If the NRA and gun manufacturers were sure that guns reduce violence, I think they would want these studies done so they could use them to support their arguments and sell more guns.

Despite the absence of refined government data, though, there is compelling evidence that guns increase violence. The Harvard School of Public Health has published numerous recent studies that found a clear relationship between more guns and more violence. Raw data comparisons between the U.S. and our largest European peers also indicate a similar relationship. Not only do these other countries, which regulate guns more strictly, have much lower rates of death due to gun violence, they have overall homicide rates three or four times lower than the United States.

This statistic refutes some leaders’ contention that we suffer so much violence because we have turned away from God. If that were true, our more secular European counterparts would surely endure more violence than we do.

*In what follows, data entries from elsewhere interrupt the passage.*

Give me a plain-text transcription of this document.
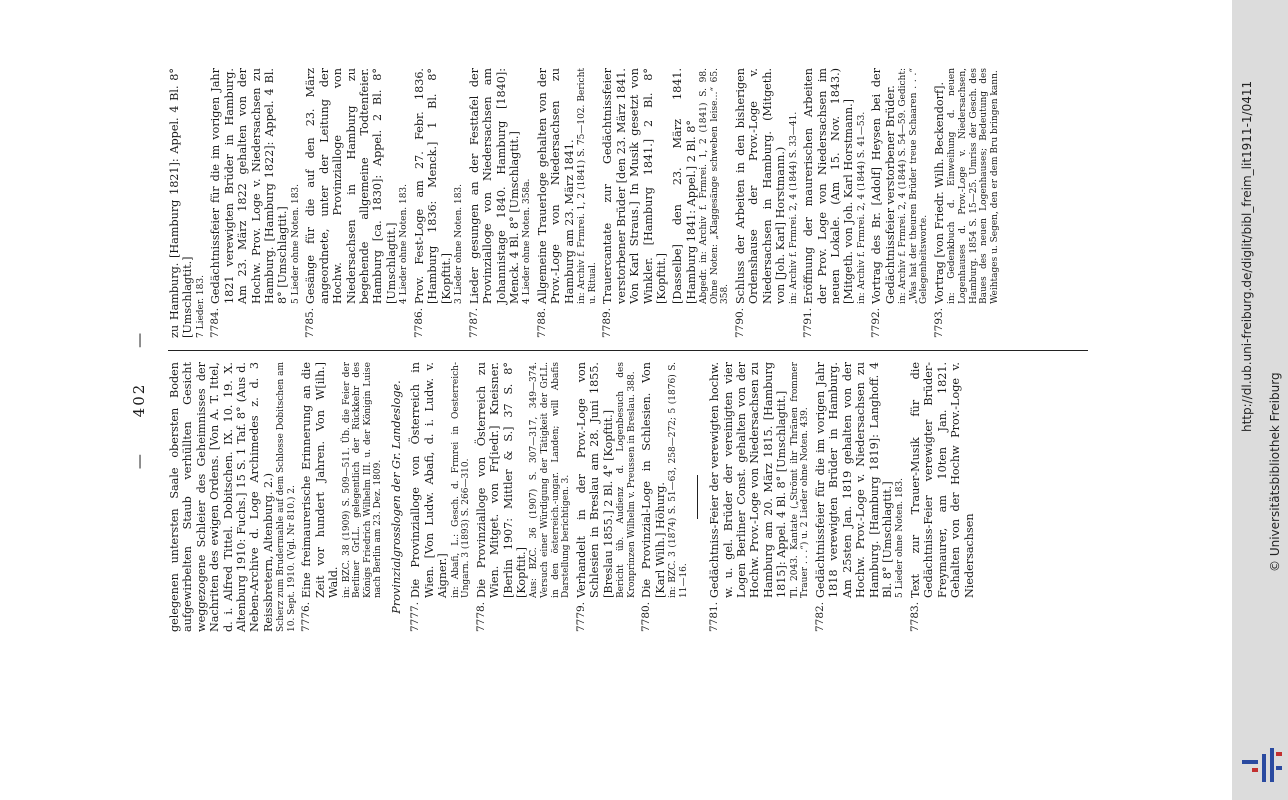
— 402 —
gelegenen untersten Saale obersten Boden aufgewirbelten Staub verhüllten Gesicht weggezogene Schleier des Geheimnisses der Nachriten des ewigen Ordens. [Von A. T. Ittel, d. i. Alfred Tittel. Dobitschen. IX. 10. 19. X. Altenburg 1910: Fuchs.] 15 S. 1 Taf. 8° (Aus d. Neben-Archive d. Loge Archimedes z. d. 3 Reissbretern, Altenburg. 2.) Scherz zum Brudermahle auf dem Schlosse Dobitschen am 10. Sept. 1910. (Vgl. Nr 810.) 2. 7776.
Eine freimaurerische Erinnerung an die Zeit vor hundert Jahren. Von W[ilh.] Wald. in: BZC. 38 (1909) S. 509—511. Üb. die Feier der Berliner GrLL. gelegentlich der Rückkehr des Königs Friedrich Wilhelm III. u. der Königin Luise nach Berlin am 23. Dez. 1809. Provinzialgrosslogen der Gr. Landesloge.
7777.
Die Provinzialloge von Österreich in Wien. [Von Ludw. Abafi, d. i. Ludw. v. Aigner.] in: Abafi, L.: Gesch. d. Frmrei in Oesterreich-Ungarn. 3 (1893) S. 266—310.
7778.
Die Provinzialloge von Österreich zu Wien. Mitget. von Fr[iedr.] Kneisner. [Berlin 1907: Mittler & S.] 37 S. 8° [Kopftit.] Aus: BZC. 36 (1907) S. 307—317, 349—374. Versuch einer Würdigung der Tätigkeit der GrLL. in den österreich.-ungar. Landen; will Abafis Darstellung berichtigen. 3.
7779.
Verhandelt in der Prov.-Loge von Schlesien in Breslau am 28. Juni 1855. [Breslau 1855.] 2 Bl. 4° [Kopftit.] Bericht üb. Audienz d. Logenbesuch des Kronprinzen Wilhelm v. Preussen in Breslau. 388.
7780.
Die Provinzial-Loge in Schlesien. Von [Karl Wilh.] Höhurg. in: BZC. 3 (1874) S. 51—63, 258—272; 5 (1876) S. 11—16.
7781.
Gedächtniss-Feier der verewigten hochw. w. u. gel. Brüder der vereinigten vier Logen Berliner Const. gehalten von der Hochw. Prov.-Loge von Niedersachsen zu Hamburg am 20. März 1815. [Hamburg 1815]: Appel. 4 Bl. 8° [Umschlagtit.] Tl. 2043. Kantate („Strömt ihr Thränen frommer Trauer . . .“) u. 2 Lieder ohne Noten. 439.
7782.
Gedächtnissfeier für die im vorigen Jahr 1818 verewigten Brüder in Hamburg. Am 25sten Jan. 1819 gehalten von der Hochw. Prov.-Loge v. Niedersachsen zu Hamburg. [Hamburg 1819]: Langhoff. 4 Bl. 8° [Umschlagtit.] 5 Lieder ohne Noten. 183.
7783.
Text zur Trauer-Musik für die Gedächtniss-Feier verewigter Brüder-Freymaurer, am 10ten Jan. 1821. Gehalten von der Hochw Prov.-Loge v. Niedersachsen
zu Hamburg. [Hamburg 1821]: Appel. 4 Bl. 8° [Umschlagtit.] 7 Lieder. 183. 7784.
Gedächtnissfeier für die im vorigen Jahr 1821 verewigten Brüder in Hamburg. Am 23. März 1822 gehalten von der Hochw. Prov. Loge v. Niedersachsen zu Hamburg. [Hamburg 1822]: Appel. 4 Bl. 8° [Umschlagtit.] 5 Lieder ohne Noten. 183.
7785.
Gesänge für die auf den 23. März angeordnete, unter der Leitung der Hochw. Provinzialloge von Niedersachsen in Hamburg zu begehende allgemeine Todtenfeier. Hamburg [ca. 1830]: Appel. 2 Bl. 8° [Umschlagtit.] 4 Lieder ohne Noten. 183.
7786.
Prov. Fest-Loge am 27. Febr. 1836. [Hamburg 1836: Menck.] 1 Bl. 8° [Kopftit.] 3 Lieder ohne Noten. 183.
7787.
Lieder gesungen an der Festtafel der Provinzialloge von Niedersachsen am Johannistage 1840. Hamburg [1840]: Menck. 4 Bl. 8° [Umschlagtit.] 4 Lieder ohne Noten. 358a.
7788.
Allgemeine Trauerloge gehalten von der Prov.-Loge von Niedersachsen zu Hamburg am 23. März 1841. in: Archiv f. Frmrei. 1, 2 (1841) S. 75—102. Bericht u. Ritual.
7789.
Trauercantate zur Gedächtnissfeier verstorbener Brüder [den 23. März 1841. Von Karl Straus.] In Musik gesetzt von Winkler. [Hamburg 1841.] 2 Bl. 8° [Kopftit.] [Dasselbe] den 23. März 1841. [Hamburg 1841: Appel.] 2 Bl. 8° Abgedr. in: Archiv f. Frmrei. 1, 2 (1841) S. 98. Ohne Noten: „Klaggesänge schweben leise…“ 65. 358.
7790.
Schluss der Arbeiten in den bisherigen Ordenshause der Prov.-Loge v. Niedersachsen in Hamburg. (Mitgeth. von [Joh. Karl] Horstmann.) in: Archiv f. Frmrei. 2, 4 (1844) S. 33—41.
7791.
Eröffnung der maurerischen Arbeiten der Prov. Loge von Niedersachsen im neuen Lokale. (Am 15. Nov. 1843.) [Mitgeth. von Joh. Karl Horstmann.] in: Archiv f. Frmrei. 2, 4 (1844) S. 41—53.
7792.
Vortrag des Br. [Adolf] Heysen bei der Gedächtnissfeier verstorbener Brüder. in: Archiv f. Frmrei. 2, 4 (1844) S. 54—59. Gedicht: „Was hat der theuren Brüder treue Schaaren . . .“ Gelegenheitsworte.
7793.
Vortrag [von Friedr. Wilh. Beckendorf]. in: Gedenkbuch d. Einweihung d. neuen Logenhauses d. Prov.-Loge v. Niedersachsen, Hamburg. 1854 S. 15—25. Umriss der Gesch. des Baues des neuen Logenhauses; Bedeutung des Weihtages u. Segen, den er dem Bru bringen kann.	http://dl.ub.uni-freiburg.de/diglit/bibl_freim_lit1911-1/0411
© Universitätsbibliothek Freiburg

It is tempting to implicate culture in tragedies like this. It certainly plays a role, but focusing blame on it also serves to deflect attention away from the relationship between types of guns, gun availability and reported violence involving guns. I don’t know how detailed research on that would turn out, but I want it done.

We have lit many candles for love, life and miracles this season; let us also light them for knowledge and truth.

 

Jennifer Vogt-Erickson is a member of the Freeborn County DFL Party.